Salisbury Plain
We passed over the goodly plain, or rather sea of carpet, which I
think for evenness, extent, verdure, and innumerable flocks, to be
one of the most delightful prospects in nature.--Evelyn's
Diary, 1654.
There is not a county in England which does not pride itself upon some
outstanding characteristic which places it in a category by itself.
And if there be a thing particularly characte
istic of Wiltshire, it
is the Plain of which John Evelyn above quoted has written so
kindly.
The word Plain is somewhat misleading, for the surface of the
Salisbury Downland is anything but even, as poor Samuel Pepys found to
his cost when he traversed it in 1668, and on his journey encountered
some great hills, even to fright us. The actual truth lies midway
between the evenness of Evelyn and the great hills of Pepys, and
to the man of Wilts that word Plain will ever summon up a vision of
rolling downs, a short, crisp, elastic turf dotted with flocks, and
broken here and there by some crested earthwork or barrow, which rears
itself from the undulating Down, and breaks the skyline with its
sharp outline. It has been estimated that fully one-half of Wiltshire
consists of these high bare chalk downs which rise in bold rounded
bluffs from the valleys which thread their way through the county. It
is impossible to escape them. The Cotswold shepherd looks downward on
their folds, and marks the gleaming white of the occasional chalk pit
which breaks the surface of their scarp.
The huntsman in the Vale of the White Horse, and the farmer on the
fringe of the shady depths of the New Forest alike live in the
presence of the Wiltshire Downs. There is something of grandeur in the
immensity of their broad unbroken line stretching as they do, or did,
for mile upon mile, limited only by the horizon, a rolling sea of
green pasture.
And the very heart of the Downs is the Plain of Salisbury, that broad
stretch which is bounded on the west by the wandering valley of the
river Nadder, and on the east by the trickle of the Bourne, between
which the Hampshire Avon divides the area with almost mathematical
accuracy in two equal triangles; and Salisbury lies at the apex of
each.
The pasturage of the Downs, and the rich woodland of these valleys
must have been important factors in those old days, when the builders
of Stonehenge pushed inland from the coast, seeking a spot wherein
they might settle. As a general rule, it may be held with
considerable certainty, not only in Wiltshire, but also in other parts
of England, that our early settlers from the Continent elected to live
on the downland rather than in the valleys. Go where you may over the
Plain, its turfy surface is scored by terraces or lynchets, telling
the tale of the ancient ploughman's furrows on the slopes, and side by
side with them lie the scars of what were once cattle enclosures,
farms, and stockaded villages. Nor is the explanation far to seek, for
the valleys afforded shelter to the wolves, and were in places
obstructed by undrained marshes, unhealthy and unfitted for the
herdsman and his flocks, and impenetrable as regards roads.

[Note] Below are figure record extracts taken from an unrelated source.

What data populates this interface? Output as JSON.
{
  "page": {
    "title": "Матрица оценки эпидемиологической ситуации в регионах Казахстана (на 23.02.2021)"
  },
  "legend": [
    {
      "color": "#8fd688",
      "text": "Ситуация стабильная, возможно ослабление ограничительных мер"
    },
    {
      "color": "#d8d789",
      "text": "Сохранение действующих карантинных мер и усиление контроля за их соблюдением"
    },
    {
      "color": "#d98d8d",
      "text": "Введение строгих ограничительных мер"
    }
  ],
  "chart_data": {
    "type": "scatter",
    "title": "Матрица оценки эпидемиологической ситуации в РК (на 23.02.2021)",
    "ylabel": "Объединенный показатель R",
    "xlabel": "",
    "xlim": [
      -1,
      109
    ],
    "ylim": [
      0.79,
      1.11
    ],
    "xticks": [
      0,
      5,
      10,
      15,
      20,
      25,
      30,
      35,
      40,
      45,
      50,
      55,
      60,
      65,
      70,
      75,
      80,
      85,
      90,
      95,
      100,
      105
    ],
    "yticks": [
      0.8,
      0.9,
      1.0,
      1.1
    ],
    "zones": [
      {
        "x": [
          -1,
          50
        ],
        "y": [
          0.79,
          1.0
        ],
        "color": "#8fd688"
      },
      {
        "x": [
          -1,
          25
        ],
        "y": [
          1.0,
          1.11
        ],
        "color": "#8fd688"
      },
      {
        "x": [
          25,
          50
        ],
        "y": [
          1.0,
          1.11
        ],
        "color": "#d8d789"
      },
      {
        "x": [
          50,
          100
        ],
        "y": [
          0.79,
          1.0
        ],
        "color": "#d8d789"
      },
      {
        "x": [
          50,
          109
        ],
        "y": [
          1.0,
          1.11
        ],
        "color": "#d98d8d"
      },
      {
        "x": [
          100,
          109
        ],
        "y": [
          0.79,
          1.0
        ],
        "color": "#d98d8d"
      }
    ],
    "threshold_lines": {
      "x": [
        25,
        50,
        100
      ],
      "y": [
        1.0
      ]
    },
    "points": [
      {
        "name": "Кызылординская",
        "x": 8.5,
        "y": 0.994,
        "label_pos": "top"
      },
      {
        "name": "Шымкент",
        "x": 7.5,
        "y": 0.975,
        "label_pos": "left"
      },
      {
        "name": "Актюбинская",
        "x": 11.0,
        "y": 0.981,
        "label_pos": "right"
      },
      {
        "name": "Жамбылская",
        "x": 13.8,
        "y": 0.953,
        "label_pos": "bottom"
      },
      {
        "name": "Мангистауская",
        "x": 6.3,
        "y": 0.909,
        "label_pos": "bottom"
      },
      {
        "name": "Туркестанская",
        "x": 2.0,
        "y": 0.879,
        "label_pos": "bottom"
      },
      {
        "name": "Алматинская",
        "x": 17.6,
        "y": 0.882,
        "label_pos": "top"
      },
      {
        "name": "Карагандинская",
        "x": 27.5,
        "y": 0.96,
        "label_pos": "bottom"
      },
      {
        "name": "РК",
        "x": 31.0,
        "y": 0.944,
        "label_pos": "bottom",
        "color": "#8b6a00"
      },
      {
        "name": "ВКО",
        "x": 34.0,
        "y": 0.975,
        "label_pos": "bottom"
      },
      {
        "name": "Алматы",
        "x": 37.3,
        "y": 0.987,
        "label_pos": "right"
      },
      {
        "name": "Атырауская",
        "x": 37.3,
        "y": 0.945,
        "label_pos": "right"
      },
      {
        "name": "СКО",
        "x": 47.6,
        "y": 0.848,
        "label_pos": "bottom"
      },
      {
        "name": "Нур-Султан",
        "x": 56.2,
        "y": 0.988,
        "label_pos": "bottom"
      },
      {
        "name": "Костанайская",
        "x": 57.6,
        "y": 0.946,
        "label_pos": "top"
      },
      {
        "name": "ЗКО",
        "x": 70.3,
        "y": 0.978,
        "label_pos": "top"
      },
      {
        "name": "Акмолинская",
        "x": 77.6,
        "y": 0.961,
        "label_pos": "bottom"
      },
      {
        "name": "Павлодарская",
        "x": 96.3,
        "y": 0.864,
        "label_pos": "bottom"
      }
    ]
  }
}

Midway between the valleys of the Nadder and the Avon lies
Stonehenge, a Megalithic Monument without an equal in this country,
about which the legend of the peasant, as well as the speculation of
the savant have gathered in an ever-increasing volume.

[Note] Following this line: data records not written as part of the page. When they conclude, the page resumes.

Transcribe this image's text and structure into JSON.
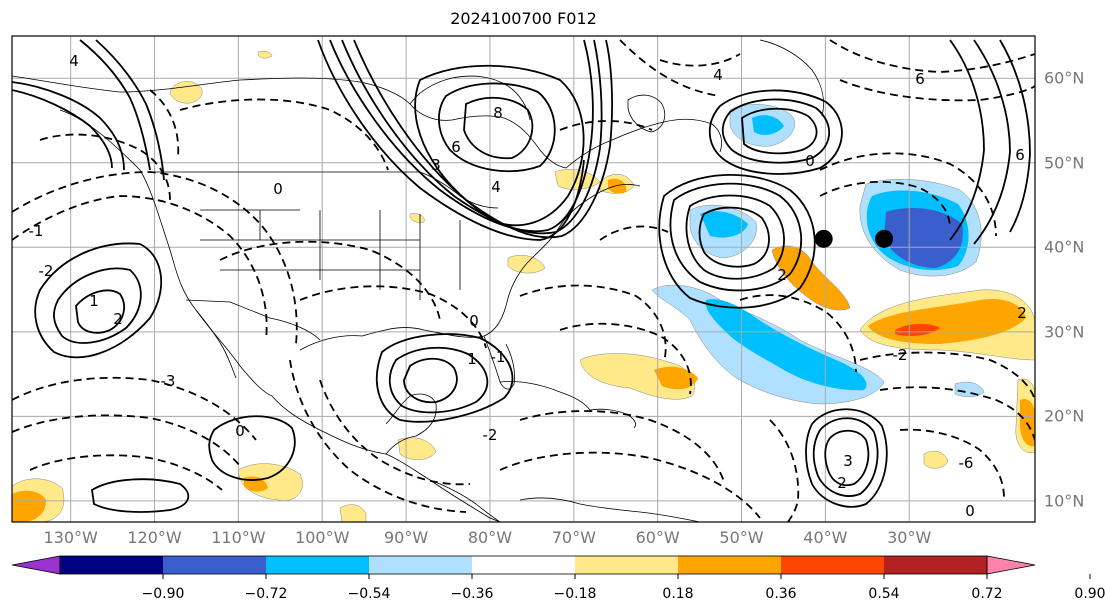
{
  "title": "2024100700 F012",
  "map": {
    "lon_range": [
      -137,
      -15
    ],
    "lat_range": [
      7.5,
      65
    ],
    "lon_ticks": [
      {
        "value": -130,
        "label": "130°W"
      },
      {
        "value": -120,
        "label": "120°W"
      },
      {
        "value": -110,
        "label": "110°W"
      },
      {
        "value": -100,
        "label": "100°W"
      },
      {
        "value": -90,
        "label": "90°W"
      },
      {
        "value": -80,
        "label": "80°W"
      },
      {
        "value": -70,
        "label": "70°W"
      },
      {
        "value": -60,
        "label": "60°W"
      },
      {
        "value": -50,
        "label": "50°W"
      },
      {
        "value": -40,
        "label": "40°W"
      },
      {
        "value": -30,
        "label": "30°W"
      }
    ],
    "lat_ticks": [
      {
        "value": 60,
        "label": "60°N"
      },
      {
        "value": 50,
        "label": "50°N"
      },
      {
        "value": 40,
        "label": "40°N"
      },
      {
        "value": 30,
        "label": "30°N"
      },
      {
        "value": 20,
        "label": "20°N"
      },
      {
        "value": 10,
        "label": "10°N"
      }
    ],
    "gridlines": true,
    "markers": [
      {
        "name": "center-marker-west",
        "lon": -40.2,
        "lat": 41
      },
      {
        "name": "center-marker-east",
        "lon": -33,
        "lat": 41
      }
    ]
  },
  "colorbar": {
    "levels": [
      -0.9,
      -0.72,
      -0.54,
      -0.36,
      -0.18,
      0.18,
      0.36,
      0.54,
      0.72,
      0.9
    ],
    "tick_labels": [
      "−0.90",
      "−0.72",
      "−0.54",
      "−0.36",
      "−0.18",
      "0.18",
      "0.36",
      "0.54",
      "0.72",
      "0.90"
    ],
    "colors": [
      "#9a32cd",
      "#000080",
      "#3a5fcd",
      "#00bfff",
      "#b0e0ff",
      "#ffffff",
      "#ffe989",
      "#ffa500",
      "#ff4500",
      "#b22222",
      "#ff82ab"
    ],
    "extend": "both"
  },
  "contour_labels": [
    "4",
    "8",
    "6",
    "4",
    "3",
    "0",
    "-1",
    "-2",
    "2",
    "1",
    "-3",
    "0",
    "6",
    "4",
    "2",
    "0",
    "-1",
    "1",
    "3",
    "2",
    "0",
    "-2",
    "-2",
    "0",
    "6",
    "-6",
    "2"
  ]
}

The bibliography of Stonehenge alone comprises nearly a thousand
volumes, and it is hard to pick up an old magazine or periodical which
does not contain some notice of it. County historians, astronomers,
Egyptologists, and antiquaries have argued, as old Omar would say,
about it and about until the man of ordinary tastes who chances to
visit the spot and to study the stones, finds himself confronted with
such a mass of evidence, of theory, and of fantastic speculation,
that he sadly turns aside befogged, or maybe fired by the example of
others evolves from his inner consciousness yet another theory of his
own to add to the already plethoric accumulation on the subject. The
object of the following pages is not to propound any new theories, but
rather to reduce the existing knowledge of Stonehenge to a compact
compass, and to make it readily accessible to that vast body of
individuals who take an intelligent interest in the stones, without
having the leisure or opportunity of following up the elaborate stages
by which certain conclusions have been arrived at. In short, it is a
plain statement of the facts about Stonehenge which may serve either
as a guide to the visitor, or as a useful remembrance of his visit.